Automakers and electronics suppliers are headed for a technology showdown: how to reconcile the speed at which electronics come to market vs. the slower pace of automotive product design. How fast is too fast?
Consumer electronics makers are geared to roll out products every six months, whereas it takes automakers about 36 months to design and produce a vehicle. For automakers, the problem is how to integrate technology that risks becoming obsolete with vehicles that have life cycles of seven to 10 years.
That's compounded by consumer expectations of defect-free vehicles and longer ownership cycles. At the same time, automakers such as Hyundai Motor Co. and the Chrysler group have made long-term warranty coverage a key part of their marketing efforts.

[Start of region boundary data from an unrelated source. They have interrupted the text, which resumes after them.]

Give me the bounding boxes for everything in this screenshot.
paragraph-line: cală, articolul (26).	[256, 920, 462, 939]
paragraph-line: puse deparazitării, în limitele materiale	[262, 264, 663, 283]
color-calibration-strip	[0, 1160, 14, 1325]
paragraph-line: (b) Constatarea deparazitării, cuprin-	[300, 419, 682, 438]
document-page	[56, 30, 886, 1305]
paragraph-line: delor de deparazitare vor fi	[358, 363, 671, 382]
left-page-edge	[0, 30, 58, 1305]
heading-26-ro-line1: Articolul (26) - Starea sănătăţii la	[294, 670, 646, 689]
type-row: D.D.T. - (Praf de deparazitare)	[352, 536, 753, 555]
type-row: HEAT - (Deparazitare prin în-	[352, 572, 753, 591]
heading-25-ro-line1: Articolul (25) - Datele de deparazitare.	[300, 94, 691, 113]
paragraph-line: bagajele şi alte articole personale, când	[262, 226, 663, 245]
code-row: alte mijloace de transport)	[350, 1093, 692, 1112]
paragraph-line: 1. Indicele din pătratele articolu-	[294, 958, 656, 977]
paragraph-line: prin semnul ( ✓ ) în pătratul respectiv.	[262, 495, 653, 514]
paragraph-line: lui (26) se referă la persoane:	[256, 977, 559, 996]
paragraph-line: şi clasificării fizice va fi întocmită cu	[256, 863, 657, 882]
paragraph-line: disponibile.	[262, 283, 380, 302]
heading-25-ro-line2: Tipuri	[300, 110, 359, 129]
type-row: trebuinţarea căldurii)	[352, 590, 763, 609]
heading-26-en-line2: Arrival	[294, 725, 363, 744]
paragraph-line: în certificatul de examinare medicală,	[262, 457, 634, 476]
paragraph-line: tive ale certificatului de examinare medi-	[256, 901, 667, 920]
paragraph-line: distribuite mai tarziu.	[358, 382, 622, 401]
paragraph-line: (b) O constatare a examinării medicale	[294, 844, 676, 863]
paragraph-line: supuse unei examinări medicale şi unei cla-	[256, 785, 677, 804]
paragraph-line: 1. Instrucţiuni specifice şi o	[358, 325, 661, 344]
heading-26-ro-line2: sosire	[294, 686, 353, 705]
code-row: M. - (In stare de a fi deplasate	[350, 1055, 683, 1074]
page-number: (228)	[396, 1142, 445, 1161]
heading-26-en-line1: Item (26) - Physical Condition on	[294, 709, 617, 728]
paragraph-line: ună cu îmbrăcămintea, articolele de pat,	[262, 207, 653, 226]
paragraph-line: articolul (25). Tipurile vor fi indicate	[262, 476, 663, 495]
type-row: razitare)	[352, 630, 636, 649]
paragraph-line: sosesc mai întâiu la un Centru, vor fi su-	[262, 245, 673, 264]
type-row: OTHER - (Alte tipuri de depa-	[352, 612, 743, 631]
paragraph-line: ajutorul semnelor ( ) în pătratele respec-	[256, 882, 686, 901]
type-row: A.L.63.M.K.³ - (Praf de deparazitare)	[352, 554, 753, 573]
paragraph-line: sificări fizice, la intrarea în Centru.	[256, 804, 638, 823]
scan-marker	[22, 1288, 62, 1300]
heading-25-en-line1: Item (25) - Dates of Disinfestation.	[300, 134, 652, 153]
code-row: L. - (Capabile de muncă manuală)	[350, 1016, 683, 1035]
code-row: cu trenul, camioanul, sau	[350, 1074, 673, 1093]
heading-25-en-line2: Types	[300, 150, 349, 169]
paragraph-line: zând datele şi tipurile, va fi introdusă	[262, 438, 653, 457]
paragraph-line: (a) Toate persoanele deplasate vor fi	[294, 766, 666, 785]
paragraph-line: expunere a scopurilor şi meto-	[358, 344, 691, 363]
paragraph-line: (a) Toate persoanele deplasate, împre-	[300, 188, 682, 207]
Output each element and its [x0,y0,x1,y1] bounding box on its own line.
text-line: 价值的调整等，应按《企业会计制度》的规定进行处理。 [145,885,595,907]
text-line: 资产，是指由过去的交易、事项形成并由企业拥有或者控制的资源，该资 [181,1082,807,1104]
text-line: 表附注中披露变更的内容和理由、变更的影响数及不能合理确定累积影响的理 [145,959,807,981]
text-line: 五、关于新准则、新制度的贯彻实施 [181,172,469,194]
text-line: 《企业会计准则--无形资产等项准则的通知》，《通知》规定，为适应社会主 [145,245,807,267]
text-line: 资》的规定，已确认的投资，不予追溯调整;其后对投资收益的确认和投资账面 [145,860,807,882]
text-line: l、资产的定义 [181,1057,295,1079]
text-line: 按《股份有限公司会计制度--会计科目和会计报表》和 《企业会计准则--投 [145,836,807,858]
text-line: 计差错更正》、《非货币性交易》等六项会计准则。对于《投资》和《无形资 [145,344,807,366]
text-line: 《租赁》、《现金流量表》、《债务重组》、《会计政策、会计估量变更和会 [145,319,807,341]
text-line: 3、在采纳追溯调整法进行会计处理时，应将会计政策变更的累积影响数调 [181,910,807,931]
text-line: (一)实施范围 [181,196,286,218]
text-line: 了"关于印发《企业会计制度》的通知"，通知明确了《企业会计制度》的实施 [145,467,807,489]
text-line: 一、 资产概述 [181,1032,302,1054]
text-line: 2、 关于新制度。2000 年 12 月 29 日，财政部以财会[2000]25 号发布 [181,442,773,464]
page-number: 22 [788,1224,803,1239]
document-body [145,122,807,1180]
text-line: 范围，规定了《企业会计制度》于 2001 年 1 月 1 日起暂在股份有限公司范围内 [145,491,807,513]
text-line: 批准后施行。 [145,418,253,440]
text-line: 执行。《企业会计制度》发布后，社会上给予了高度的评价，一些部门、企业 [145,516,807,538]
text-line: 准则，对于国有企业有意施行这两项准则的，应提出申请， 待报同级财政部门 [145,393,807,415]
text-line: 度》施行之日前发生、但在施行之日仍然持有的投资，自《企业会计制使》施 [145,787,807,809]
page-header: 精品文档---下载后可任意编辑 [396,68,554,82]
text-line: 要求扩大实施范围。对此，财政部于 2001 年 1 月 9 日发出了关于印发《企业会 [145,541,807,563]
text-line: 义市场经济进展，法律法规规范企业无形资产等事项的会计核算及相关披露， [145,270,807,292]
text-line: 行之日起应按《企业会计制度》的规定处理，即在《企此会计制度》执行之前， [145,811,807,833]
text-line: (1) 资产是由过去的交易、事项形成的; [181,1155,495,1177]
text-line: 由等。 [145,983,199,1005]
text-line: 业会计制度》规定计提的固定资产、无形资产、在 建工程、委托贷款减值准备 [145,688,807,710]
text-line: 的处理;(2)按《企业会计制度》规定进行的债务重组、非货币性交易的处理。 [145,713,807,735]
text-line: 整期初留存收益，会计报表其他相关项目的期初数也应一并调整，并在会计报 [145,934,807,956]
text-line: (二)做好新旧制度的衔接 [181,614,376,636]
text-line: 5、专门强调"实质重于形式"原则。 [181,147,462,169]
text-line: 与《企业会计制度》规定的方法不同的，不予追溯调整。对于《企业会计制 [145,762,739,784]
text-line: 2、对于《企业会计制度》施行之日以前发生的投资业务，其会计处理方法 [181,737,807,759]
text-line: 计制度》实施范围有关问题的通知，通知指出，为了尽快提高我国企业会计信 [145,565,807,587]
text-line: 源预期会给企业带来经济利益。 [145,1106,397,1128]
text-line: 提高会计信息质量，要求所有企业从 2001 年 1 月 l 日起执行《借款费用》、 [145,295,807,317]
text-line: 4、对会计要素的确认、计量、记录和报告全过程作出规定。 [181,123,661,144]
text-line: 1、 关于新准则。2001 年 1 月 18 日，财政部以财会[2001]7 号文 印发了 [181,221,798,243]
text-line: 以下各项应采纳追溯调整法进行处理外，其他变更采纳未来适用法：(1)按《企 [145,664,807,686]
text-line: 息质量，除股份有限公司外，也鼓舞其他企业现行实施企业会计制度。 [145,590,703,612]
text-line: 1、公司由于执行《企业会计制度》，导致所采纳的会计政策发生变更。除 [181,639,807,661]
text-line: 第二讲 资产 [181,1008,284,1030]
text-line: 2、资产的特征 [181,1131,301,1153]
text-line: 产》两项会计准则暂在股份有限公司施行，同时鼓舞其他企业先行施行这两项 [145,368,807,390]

The "too fast" issue receives an airing at the SAE World Congress in a panel discussion on Monday, March 3.
"My goal is to stimulate discussion about the respective responsibilities of OEMs and suppliers and identify potential solutions to the implicit conflict between speed and reliability," says panel moderator Bernard Robertson, senior vice president for engineering technologies and regulatory affairs for the Chrysler group.
One solution, automakers suggest, is to slow down the introduction of systems.
"If we introduce features too fast, the customer will be dissatisfied, and we may poison the well for future developments," Robertson says. Embedded cell phones and wireless concierge services are two cases in point, he says.
About 30 percent of total vehicle content is electronics related. That content spans a wide range of systems, from powertrain and chassis controls, safety equipment and comfort and convenience items.
Suppliers are attuned to the speed issues with electronics equipment, says Kregg Wiggins, powertrain vice president at Siemens VDO Automotive in Auburn Hills, Mich.
"It's come to a head, and there's no end in sight," says Wiggins, who will be a member of the discussion panel at the SAE event. "We're forced to synchronize. We know consumer electronics are shortening and the product life cycle is lengthening."
Wiggins says, "But we're not going to throttle back when you see 60 to 80 electronic microcontrols on some products today."
Consumer expectations are another key factor. Customers who buy a set of headphones at a discount store have predetermined expectations of quality and reliability.
"But if the same technology is put into vehicles that cost $20,000 to $60,000, it ... has to withstand a more robust environment but you have different consumer expectations," says Jacqui Dedo, general manager for Motorola Automotive of Farmington Hills, Mich., and a member of the SAE panel.
"We're growing so fast in proportion to anything else that it's caused some reliability and customer satisfaction issues," Dedo says. Electronics suppliers will have to improve reliability to satisfy automakers but still push new technology in future vehicles, she adds.
One solution being considered by suppliers is to ensure that electronic devices in vehicles can be upgraded, much the same as computer software.
"We've put in place service parts groups dedicated to re-engineering products to assure service parts and components are available six to seven years after they're sold," Wiggins says. "No matter how many generations ahead we go, this generation product will be available for 2003 minivans seven years down the road."